La tinta in gravidanza si può fare oppure no? Ecco i rischi e i consigli per curare i capelli durante i 9 mesi

Si può fare la tinta in gravidanza? La risposta è sì, ma bisogna seguire determinate accortezze per evitare rischi.

Durante i nove mesi di gestazione la future mamme si pongono moltissime domande. Una fra le più frequenti riguarda la tinta. Si possono colorare i capelli in questo periodo oppure andare dal parrucchiere può rivelarsi pericoloso per la salute del bambino? La questione non è di poco conto, soprattutto perché sono tante le donne che per paura rinunciano ad andare dal parrucchiere per eliminare i capelli bianchi, finendo per sentirsi meno belle e femminili.
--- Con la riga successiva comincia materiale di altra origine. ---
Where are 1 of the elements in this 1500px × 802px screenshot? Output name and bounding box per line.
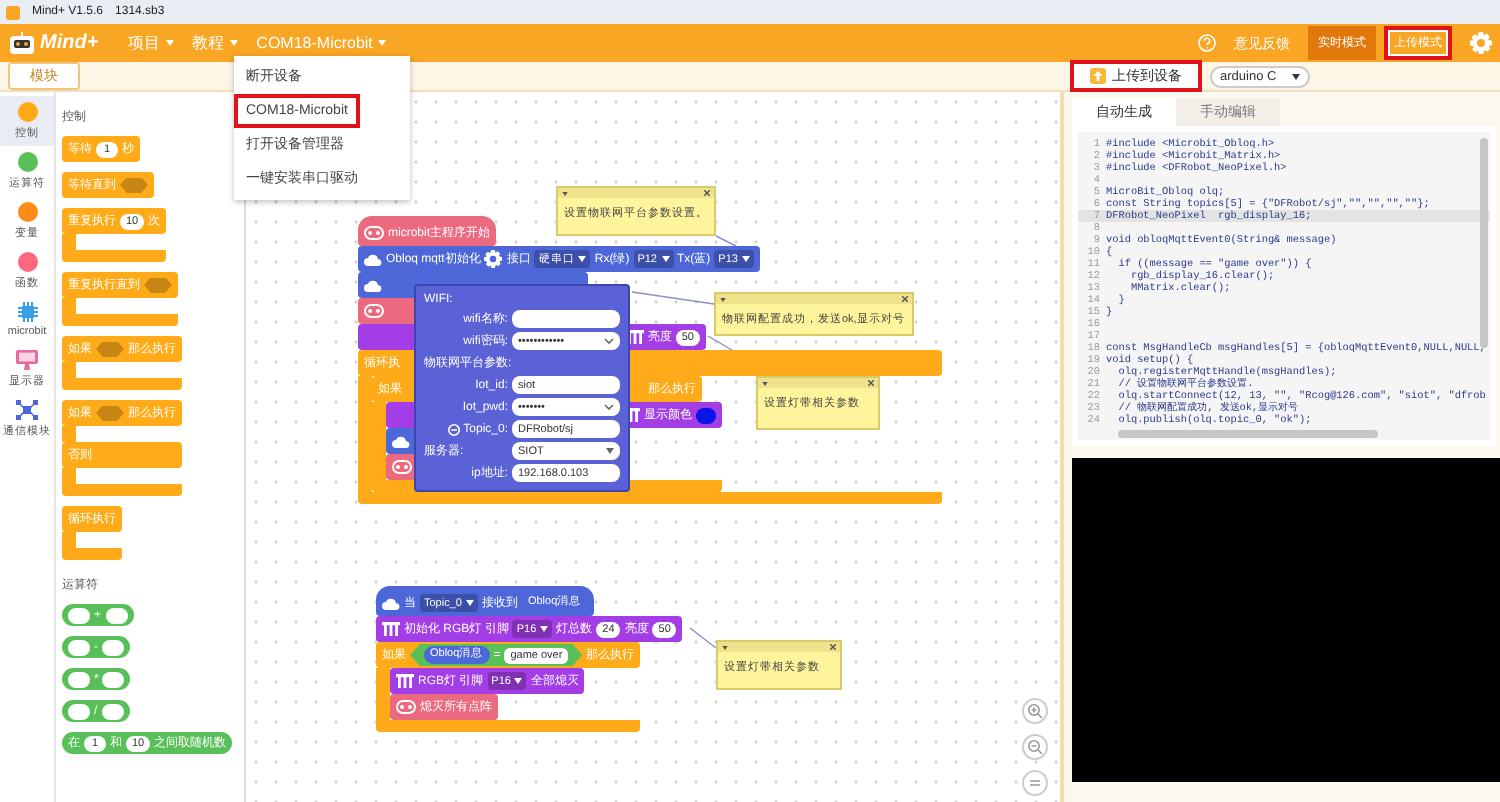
logo-text: Mind+ [40,32,99,54]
Per prima cosa è importante specificare che non tutte le tinture sono sconsigliate. Le più pericolose sono quelle a base di ammoniaca. Questa sostanza chimica infatti potrebbe nuocere al bambino, soprattutto nei primi tre mesi di gravidanza, quando il feto inizia a sviluppare gli organi. Questo perché l’ammoniaca riesce a penetrare attraverso il cuoio capelluto e ad arrivare sino al feto poiché la placenta non è in grado di filtrarlo. Non solo: studi scientifici hanno dimostrato che può rivelarsi pericolosa anche se inalata, per questo motivo è consigliabile che le donne in gravidanza non maneggino le tinte a base di ammoniaca e non vengano a contatto con prodotti che contengono la sostanza incriminata.

Cosa fare dunque? Anche se ci sono questi rischi non è detto che le donne in dolce attesa non possano farsi la tinta durante i nove mesi. Esistono infatti delle alternative molto valide alle tinte con ammoniaca considerate efficaci e sicure per il feto. Per evitare ogni rischio quando ci si rivolge al parrucchiere sarà bene informarlo del proprio stato e chiedere una colorazione con ingredienti naturali.
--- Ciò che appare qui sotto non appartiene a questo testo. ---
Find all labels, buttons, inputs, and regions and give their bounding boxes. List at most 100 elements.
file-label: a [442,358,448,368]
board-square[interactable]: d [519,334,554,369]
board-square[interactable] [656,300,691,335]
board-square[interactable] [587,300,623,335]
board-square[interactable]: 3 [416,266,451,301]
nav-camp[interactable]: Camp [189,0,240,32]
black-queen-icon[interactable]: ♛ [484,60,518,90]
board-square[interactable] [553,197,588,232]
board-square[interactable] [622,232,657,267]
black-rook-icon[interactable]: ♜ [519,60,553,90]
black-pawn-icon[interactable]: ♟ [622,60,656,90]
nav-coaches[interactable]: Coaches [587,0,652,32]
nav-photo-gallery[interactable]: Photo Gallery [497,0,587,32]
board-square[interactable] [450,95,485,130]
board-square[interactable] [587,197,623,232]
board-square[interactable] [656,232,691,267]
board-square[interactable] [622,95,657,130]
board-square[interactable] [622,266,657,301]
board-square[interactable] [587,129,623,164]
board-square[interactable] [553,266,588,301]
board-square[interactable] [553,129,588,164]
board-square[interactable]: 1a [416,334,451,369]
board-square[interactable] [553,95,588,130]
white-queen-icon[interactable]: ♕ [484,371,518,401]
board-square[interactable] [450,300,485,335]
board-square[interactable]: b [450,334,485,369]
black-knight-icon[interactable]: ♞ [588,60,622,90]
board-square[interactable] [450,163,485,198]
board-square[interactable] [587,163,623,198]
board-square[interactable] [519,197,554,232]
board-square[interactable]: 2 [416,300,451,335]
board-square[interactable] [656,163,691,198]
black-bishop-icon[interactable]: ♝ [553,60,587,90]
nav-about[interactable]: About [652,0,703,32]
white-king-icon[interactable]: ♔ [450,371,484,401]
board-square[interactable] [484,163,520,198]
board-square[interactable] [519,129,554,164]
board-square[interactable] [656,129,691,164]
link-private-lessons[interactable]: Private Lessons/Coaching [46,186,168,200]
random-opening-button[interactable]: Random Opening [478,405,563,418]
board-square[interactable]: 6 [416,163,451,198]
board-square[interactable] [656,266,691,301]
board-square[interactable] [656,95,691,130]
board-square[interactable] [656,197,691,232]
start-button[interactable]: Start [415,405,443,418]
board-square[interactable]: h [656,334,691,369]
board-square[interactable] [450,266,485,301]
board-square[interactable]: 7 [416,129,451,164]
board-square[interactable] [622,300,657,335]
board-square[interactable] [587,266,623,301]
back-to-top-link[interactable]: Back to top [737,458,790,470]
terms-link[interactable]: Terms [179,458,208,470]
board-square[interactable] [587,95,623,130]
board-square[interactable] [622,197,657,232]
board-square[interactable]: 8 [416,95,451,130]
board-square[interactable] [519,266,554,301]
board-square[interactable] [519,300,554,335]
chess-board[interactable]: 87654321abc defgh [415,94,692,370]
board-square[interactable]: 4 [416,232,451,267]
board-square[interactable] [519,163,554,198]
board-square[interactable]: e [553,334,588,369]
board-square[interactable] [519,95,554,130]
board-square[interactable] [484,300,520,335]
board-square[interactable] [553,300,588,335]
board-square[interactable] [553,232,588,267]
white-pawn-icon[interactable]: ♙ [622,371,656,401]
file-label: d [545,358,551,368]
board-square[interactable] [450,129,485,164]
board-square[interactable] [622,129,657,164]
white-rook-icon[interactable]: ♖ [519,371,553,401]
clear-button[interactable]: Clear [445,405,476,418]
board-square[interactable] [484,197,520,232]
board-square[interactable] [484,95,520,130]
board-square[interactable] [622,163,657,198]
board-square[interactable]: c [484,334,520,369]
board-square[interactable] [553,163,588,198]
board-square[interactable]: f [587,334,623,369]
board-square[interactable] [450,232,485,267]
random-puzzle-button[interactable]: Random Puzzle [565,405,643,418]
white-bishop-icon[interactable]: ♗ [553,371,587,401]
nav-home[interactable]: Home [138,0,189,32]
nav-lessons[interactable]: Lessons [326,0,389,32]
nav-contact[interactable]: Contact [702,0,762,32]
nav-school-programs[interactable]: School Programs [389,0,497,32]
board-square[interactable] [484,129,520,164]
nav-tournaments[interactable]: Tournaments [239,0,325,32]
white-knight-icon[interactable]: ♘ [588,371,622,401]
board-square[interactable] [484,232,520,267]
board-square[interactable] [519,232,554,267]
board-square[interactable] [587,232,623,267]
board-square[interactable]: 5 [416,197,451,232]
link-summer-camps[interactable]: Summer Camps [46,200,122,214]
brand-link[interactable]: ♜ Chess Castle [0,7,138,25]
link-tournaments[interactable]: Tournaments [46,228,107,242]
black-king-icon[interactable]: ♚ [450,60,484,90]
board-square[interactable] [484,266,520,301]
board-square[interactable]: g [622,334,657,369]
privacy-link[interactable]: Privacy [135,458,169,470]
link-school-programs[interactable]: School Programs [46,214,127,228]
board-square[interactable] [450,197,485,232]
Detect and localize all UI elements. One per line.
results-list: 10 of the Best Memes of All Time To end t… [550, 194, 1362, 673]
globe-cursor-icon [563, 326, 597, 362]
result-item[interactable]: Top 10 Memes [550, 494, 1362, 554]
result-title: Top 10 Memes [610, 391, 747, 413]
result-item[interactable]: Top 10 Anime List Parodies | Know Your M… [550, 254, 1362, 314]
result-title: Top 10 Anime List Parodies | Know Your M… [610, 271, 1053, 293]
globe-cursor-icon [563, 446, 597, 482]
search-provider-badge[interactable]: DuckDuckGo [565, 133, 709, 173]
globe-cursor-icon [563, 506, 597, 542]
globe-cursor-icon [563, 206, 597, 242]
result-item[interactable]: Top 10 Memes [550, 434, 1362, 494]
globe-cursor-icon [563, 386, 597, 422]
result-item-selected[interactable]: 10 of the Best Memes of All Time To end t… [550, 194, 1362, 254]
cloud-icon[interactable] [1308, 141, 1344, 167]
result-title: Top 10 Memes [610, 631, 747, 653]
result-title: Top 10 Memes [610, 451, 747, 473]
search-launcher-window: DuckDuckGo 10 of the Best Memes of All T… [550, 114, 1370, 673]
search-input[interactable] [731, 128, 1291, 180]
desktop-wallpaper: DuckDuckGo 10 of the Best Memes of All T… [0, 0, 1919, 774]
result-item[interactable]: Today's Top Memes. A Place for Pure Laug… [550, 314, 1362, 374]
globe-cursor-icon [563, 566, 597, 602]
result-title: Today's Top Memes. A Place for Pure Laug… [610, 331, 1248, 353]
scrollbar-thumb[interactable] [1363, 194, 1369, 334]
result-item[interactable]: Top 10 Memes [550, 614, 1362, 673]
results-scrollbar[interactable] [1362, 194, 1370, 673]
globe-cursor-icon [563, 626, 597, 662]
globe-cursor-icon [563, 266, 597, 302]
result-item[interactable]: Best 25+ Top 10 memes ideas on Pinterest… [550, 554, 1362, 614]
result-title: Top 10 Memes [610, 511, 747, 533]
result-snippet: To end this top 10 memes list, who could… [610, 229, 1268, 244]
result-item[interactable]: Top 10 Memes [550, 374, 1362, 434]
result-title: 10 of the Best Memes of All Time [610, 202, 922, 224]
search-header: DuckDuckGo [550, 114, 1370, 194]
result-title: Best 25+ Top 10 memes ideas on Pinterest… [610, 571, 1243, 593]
Lo stesso discorso vale per chi preferisce farsi la tinta a casa (dove vi consigliamo sempre di leggere con attenzione l’etichetta dei prodotti). In ogni caso è sempre meglio applicare il prodotto non direttamente sulla cute, ma a qualche millimetro di distanza. Via libera anche all’henné, una tinta totalmente vegetale, ma anche ai colpi di sole dove, a differenza della classica tintura, il prodotto non viene applicato direttamente su cuoio capelluto.